China tries to balance fallout of Korean tensions
05-27-2010, 04:11 AM
China tries to balance fallout of Korean tensions
Rising tensions over North Korea's alleged sinking of a South Korean warship are providing an unwelcome reality check for Pyongyang's chief ally, China.
Only months ago, Beijing was reaping kudos for sponsoring six-nation talks on dismantling North Korea's nuclear programs. These days, it's looking increasingly isolated for failing to back U.S. and South Korean calls to get tough on Pyongyang in the face of what investigators say is overwhelming evidence the ship was struck by a North Korean torpedo.
The ship sinking and rising tensions put Beijing in an uncomfortable position, forcing it to choose between traditional communist ally North Korea and close trading partner South Korea. Beyond that, the situation is squeezing China between playing the responsible power it says it wants to be, and protecting a loyal buffer state reviled by the world.
For Beijing, none of the options look good.
"China won't pressure North Korea. That could lead to a crisis," said Gong Keyu, deputy director of the Asia-Pacific Research Center at Shanghai's Institute for International Studies. "But if China keeps doing nothing, some countries may come to doubt our influence in the region and question whether Beijing is a responsible international player."
For now, Beijing appears to be buying time in hopes of an outcome that won't require it to take a clear-cut stance that could cripple relations with either Korea, with whom Beijing works to maintain a balance in ties.
On Wednesday, a vice foreign minister said the cause of the March 26 sinking in which 46 South Korean sailors died had yet to be determined, and called for dialogue in place of growing confrontation.
Beijing regards the destruction of the corvette Cheonan as "extremely complicated" and is "carefully and prudently studying and examining the information from all sides," Zhang Zhijun told reporters.
Chinese officials have been no more forthcoming in private, telling diplomats that the result of the international investigation blaming North Korea that was announced last week was inconclusive, according to people with knowledge of the discussions. They say Beijing has also faulted Seoul for rejecting North Korea's demand that it be allowed to send its own investigators to the South.
Yet the pressure on Beijing seems likely to only grow. On Friday, Premier Wen Jiaobao travels to South Korea for a three-way summit with his Japanese and South Korean counterparts, and the incident is expected to feature prominently.
Meanwhile, South Korea's plan to bring the issue before the U.N. Security Council would force Beijing into a hard decision on whether to use its veto power to quash the discussion. Doing so might preserve relations with Pyongyang but could be disastrous for Beijing's hopes of being seen as a rising, responsible regional and world power.
"They're in a quandary," said Yoon Deok-min, a professor at South Korea's Institute of Foreign Affairs and National Security.

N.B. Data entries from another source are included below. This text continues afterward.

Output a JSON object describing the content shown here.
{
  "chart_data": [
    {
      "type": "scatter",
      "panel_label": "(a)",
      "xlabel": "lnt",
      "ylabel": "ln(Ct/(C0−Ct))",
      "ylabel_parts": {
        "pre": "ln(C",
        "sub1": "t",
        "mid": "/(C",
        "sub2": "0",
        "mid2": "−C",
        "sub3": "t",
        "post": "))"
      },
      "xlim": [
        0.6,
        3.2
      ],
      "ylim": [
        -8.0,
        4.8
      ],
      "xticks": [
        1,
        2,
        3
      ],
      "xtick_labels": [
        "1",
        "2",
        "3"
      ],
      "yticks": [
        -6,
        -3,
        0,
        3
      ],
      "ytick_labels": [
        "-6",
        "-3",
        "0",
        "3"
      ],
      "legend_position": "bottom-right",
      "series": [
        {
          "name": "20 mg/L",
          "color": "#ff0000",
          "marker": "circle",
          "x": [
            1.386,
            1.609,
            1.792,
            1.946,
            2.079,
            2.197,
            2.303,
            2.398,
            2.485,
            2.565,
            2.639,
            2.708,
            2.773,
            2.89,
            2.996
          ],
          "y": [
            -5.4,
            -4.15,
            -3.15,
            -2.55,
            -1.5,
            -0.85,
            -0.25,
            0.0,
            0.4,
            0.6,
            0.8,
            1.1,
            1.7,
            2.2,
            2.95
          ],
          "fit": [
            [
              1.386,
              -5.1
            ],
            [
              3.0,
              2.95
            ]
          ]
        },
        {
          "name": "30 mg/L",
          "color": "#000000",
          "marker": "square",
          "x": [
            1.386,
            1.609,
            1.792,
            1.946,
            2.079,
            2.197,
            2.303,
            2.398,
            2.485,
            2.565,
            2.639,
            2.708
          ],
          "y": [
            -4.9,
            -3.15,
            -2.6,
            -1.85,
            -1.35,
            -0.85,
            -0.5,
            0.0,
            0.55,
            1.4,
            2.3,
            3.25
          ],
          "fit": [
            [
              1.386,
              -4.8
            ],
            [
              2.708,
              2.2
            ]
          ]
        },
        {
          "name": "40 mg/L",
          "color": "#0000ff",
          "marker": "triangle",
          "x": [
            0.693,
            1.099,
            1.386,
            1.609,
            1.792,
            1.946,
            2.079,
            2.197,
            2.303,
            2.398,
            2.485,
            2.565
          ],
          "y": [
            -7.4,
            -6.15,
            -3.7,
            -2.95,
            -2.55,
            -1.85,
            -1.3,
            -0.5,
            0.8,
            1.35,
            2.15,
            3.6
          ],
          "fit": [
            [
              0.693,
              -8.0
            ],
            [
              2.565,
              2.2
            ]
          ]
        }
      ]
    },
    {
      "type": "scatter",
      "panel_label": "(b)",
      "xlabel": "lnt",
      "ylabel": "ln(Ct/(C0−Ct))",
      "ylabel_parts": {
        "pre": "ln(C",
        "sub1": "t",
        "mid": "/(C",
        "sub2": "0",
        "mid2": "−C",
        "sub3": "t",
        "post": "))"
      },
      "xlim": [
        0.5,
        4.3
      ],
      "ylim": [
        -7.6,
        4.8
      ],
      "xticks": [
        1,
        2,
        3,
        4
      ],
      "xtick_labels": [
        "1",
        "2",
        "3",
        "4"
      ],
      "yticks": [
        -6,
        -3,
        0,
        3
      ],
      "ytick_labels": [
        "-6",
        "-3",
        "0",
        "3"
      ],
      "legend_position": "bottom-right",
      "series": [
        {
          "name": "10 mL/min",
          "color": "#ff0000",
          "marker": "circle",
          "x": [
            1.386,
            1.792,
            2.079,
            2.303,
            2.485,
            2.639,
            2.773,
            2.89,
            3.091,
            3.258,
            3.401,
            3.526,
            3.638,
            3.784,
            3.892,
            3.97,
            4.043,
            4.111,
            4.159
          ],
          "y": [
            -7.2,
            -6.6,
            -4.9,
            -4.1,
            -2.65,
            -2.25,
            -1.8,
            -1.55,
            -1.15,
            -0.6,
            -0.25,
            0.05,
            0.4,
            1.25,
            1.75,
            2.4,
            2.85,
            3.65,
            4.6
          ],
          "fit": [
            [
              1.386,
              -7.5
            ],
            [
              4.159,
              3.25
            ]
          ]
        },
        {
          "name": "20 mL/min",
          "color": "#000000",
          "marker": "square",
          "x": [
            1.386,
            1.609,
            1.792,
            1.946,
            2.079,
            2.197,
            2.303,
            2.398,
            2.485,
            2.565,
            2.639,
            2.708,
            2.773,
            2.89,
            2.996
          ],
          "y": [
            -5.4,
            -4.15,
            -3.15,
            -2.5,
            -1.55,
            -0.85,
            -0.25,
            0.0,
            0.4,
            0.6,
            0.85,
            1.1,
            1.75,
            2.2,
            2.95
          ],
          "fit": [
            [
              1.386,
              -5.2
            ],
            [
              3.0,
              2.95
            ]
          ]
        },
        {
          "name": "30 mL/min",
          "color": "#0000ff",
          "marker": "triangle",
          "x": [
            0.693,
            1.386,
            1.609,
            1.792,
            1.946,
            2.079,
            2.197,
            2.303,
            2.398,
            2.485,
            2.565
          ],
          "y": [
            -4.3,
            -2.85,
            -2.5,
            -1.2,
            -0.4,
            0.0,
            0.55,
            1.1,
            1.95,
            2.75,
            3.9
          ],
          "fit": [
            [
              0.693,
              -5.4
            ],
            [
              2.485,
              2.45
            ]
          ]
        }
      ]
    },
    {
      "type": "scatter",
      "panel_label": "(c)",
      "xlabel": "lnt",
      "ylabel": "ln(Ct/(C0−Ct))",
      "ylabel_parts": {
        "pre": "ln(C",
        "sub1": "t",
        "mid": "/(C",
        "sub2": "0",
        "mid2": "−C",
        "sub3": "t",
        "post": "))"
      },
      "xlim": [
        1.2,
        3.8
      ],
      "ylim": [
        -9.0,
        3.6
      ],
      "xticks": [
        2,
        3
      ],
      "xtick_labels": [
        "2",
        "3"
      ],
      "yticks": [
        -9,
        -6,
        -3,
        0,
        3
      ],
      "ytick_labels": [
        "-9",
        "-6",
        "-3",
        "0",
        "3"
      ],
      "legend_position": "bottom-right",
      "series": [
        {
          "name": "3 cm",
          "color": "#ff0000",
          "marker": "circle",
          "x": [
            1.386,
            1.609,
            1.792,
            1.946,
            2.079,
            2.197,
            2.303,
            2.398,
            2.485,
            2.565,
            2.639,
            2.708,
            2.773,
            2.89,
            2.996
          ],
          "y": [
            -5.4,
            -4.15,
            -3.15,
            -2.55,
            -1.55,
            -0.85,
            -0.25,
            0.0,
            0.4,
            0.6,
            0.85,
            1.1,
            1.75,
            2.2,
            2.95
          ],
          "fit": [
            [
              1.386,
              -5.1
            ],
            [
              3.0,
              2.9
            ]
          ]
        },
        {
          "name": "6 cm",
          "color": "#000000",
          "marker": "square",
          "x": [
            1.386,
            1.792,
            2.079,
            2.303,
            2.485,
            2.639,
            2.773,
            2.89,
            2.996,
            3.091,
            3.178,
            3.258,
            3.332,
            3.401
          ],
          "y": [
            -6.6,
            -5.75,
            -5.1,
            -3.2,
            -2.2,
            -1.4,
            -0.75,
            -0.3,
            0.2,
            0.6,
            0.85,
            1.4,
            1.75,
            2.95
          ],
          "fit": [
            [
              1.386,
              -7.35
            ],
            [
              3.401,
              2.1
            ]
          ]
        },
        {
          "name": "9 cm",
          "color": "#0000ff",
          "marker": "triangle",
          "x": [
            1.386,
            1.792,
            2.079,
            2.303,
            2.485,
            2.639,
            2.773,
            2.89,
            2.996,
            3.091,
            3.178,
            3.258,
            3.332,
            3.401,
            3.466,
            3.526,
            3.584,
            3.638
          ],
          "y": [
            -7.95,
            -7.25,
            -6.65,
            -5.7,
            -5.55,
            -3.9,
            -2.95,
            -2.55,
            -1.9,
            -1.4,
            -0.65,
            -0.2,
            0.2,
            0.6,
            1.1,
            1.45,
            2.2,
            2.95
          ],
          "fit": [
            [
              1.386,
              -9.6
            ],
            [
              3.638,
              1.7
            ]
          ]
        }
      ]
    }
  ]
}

"Protecting Pyongyang — this is an extremely difficult stance for Beijing to take. Internationally, this will translate into China defending what's been clearly declared as a provocation," Yoon said.
Beijing's apparent tolerance of North Korean provocations is predicated on its overweening aversion to any steps that could seriously destabilize the regime in Pyongyang and bring chaos and refugees to its northeastern border.
Even state-sponsored academics in Beijing say that fear of a North Korean collapse — and the loss of an important buffer between China and U.S. troops based in South Korea — serves as cover for Pyongyang to act out.
"Some say China has almost been hijacked by North Korea," Gong said. "The little brother is always hiding behind China's back and every time he makes trouble, China gets pushed out there to deal with it."
The uniqueness and sensitivity of the Beijing-Pyongyang relationship was displayed during a rare visit to China by the eccentric and reclusive North Korean dictator Kim Jong Il, just weeks after the Cheonan's sinking. Beijing closed highways to cater to his aversion to air travel and played along with increasing farcical attempts to keep his presence in the country a secret.
During the visit, Kim is believed to have secured crucial Chinese investment and economic assistance to prop up his impoverished communist state, already suffering from earlier U.N. sanctions and a cutoff of South Korean aid. That economic lifeline will be all the more vital following South Korea's decision Monday to sever many economic links with the North.
Yet despite its status as chief ally, Chinese officials and academics say Beijing has only limited influence with the hard-line communist regime. Past attempts to sweet talk Kim into reforming his dysfunctional command economy have yielded little, and repeated efforts to persuade him to return to the stalled nuclear talks have won only vague affirmations of the process.
Renewed negotiations look even more unlikely now, with South Korea saying a satisfactory resolution of the Cheonan issue must come first. That deprives Beijing of what had been a signature issue showcasing its avowed role as a responsible regional power able to bring the feuding sides together.
Given the bind it's in, Beijing would ultimately like to see the Cheonan crisis resolved through talks between the two Koreas, leaving China and the United Nations out of it, Gong and other analysts said.
Should the situation on the peninsula deteriorate, however, Chinese inaction could carry a high diplomatic price, said Steven Kim, a Korea expert at the Asia-Pacific Center for Security Studies in Hawaii.